Minimalizm, “Ali Ağaoğlu yaşam tarzı”nın tam zıttıdır desek yanlış olmaz. Minimal yaşam tarzı, tüketim odaklı yaşamın karşıt biçimi olarak ortaya çıktı. Sanayi devriminden beri, gitgide büyüyen ve virüs gibi yayılan tüketim sendromundan artık iyice tiksinen bireyler, minimal yaşam tarzını daha çok aramaya başladı.
Bize en son modelini, daha iyisini, daha iyisini, ve en iyisini satın almaya zorlayan, üzerimize üzerimize gelen tüketim baskısını püskürtmek için seçebileceğimiz en iyi yol minimal olmayı benimsemektir.
Günümüzde aldığımız birçok ürün belli bir ömrü olacak şekilde üretiliyor. Bu da aslında “planlanmış eskime” gibi bir durum ortaya çıkarıyor. Böylece daha çok ve daha yenisini almak için ister istemez dayanılmaz bir ihtiyaç duyuyoruz. Çünkü eşyamızın bir süre sonra ya bir özelliği bozuluyor/ihtiyacı karşılamıyor, ya da modası geçiyor.
Bütün enerjimizi harcayarak karşılığında aldığımız şu eşyalara bakınca ne görüyoruz? Sırf moda olduğu için aldığımız ayakkabılar, ya da 3d televizyona gerçekten ihtiyacımız var mı mesela? Onlarsız çok daha mutlu olabiliriz. Minimal yaşamı seçmenin bize getireceği artıları okuyunca bize hak vereceksiniz.

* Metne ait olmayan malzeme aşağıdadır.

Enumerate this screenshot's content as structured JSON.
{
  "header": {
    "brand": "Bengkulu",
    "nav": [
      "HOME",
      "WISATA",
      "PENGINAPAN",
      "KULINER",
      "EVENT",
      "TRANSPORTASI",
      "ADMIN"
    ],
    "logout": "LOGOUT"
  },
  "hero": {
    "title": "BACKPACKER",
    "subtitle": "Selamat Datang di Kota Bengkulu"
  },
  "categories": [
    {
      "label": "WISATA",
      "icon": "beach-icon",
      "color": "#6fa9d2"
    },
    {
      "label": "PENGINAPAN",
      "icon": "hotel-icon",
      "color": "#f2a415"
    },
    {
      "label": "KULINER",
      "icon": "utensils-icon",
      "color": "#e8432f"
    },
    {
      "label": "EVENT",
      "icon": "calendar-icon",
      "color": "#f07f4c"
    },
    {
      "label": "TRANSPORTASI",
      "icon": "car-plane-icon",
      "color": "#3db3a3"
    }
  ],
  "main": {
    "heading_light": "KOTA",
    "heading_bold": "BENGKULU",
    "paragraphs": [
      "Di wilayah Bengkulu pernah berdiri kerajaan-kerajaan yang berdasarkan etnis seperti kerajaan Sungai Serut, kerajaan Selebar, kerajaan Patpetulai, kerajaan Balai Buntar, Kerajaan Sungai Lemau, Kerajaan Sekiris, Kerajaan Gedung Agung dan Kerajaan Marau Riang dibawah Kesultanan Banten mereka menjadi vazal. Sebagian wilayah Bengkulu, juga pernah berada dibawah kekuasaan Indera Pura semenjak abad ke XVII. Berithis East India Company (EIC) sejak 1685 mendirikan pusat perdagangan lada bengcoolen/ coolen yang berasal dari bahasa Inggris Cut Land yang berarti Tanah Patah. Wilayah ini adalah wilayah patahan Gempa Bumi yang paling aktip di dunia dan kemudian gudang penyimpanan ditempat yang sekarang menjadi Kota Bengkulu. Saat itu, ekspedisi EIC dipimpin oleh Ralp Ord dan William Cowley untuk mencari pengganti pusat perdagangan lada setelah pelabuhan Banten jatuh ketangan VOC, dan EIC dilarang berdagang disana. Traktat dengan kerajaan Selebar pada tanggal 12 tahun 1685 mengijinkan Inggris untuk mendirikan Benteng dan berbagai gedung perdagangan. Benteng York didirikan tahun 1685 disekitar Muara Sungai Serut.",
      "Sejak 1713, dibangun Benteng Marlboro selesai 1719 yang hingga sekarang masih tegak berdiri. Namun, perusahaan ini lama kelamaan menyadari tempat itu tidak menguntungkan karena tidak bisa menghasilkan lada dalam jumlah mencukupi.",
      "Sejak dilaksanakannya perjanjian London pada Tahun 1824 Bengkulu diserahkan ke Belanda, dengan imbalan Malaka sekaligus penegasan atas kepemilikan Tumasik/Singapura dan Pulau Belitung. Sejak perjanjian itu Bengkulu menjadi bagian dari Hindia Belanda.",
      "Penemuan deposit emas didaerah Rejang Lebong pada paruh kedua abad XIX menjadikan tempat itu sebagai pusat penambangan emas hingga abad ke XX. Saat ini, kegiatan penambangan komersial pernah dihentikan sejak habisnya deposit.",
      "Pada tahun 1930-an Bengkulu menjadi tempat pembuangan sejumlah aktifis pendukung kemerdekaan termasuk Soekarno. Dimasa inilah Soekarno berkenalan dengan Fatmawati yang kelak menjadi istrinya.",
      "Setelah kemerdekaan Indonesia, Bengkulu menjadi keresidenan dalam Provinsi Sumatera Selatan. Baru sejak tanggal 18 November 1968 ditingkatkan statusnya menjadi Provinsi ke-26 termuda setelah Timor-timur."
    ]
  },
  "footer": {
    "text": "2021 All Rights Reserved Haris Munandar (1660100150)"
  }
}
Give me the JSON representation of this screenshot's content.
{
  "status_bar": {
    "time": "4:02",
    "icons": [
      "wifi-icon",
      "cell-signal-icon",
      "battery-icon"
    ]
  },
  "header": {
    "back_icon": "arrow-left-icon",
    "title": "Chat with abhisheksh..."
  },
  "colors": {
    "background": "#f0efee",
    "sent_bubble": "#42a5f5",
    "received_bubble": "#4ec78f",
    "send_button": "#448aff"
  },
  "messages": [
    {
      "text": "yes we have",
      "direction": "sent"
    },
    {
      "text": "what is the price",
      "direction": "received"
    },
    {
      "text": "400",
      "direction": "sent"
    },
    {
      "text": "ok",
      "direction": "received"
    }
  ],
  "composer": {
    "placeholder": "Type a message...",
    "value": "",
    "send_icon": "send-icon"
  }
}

1. Daha az eşyanın getirdiği maddi mutluluk
Minimal yaşamın öncelikli ve en büyük getirisi tabii ki maddi özgürlük. Daha az eşya = daha çok paramız olması. Yeni model bir telefona, pahalı bir cekete ihtiyacımız olmadığını fark ettiğimiz gün, özgürleşeceğimiz gündür.
2. Daha az stres
Daha az eşya = daha az gereksiz sorumluluk. Temiz ve düzenli tutmanız gereken daha az eşya ve hakkında kaygılanmanız gereken daha az maddi varlık…
3. Çevreye daha az zarar vermek
Yine daha az tüketim, tabii ki daha az atık ve çevre kirliliği demek. İnsanların yaşayış biçimleri ve tüketim miktarı dünyamız için büyük bir fark yaratıyor.
4. Üretken olmak için daha çok zamanımız olması
Dikkatimizi dağıtan eşyaların sayısı azaldıkça kendimize ve zihnimize ayıracak daha fazla alanımız kalacak. Arkadaşlarınızla, ailenizle, sevdiklerinizle daha çok zaman geçirmek, basit bir yürüyüş ya da yoga yapmak, bahçeyle uğraşmak, bizi video oyunlarından veya şık kıyafetlerden daha çok tatmin edecek.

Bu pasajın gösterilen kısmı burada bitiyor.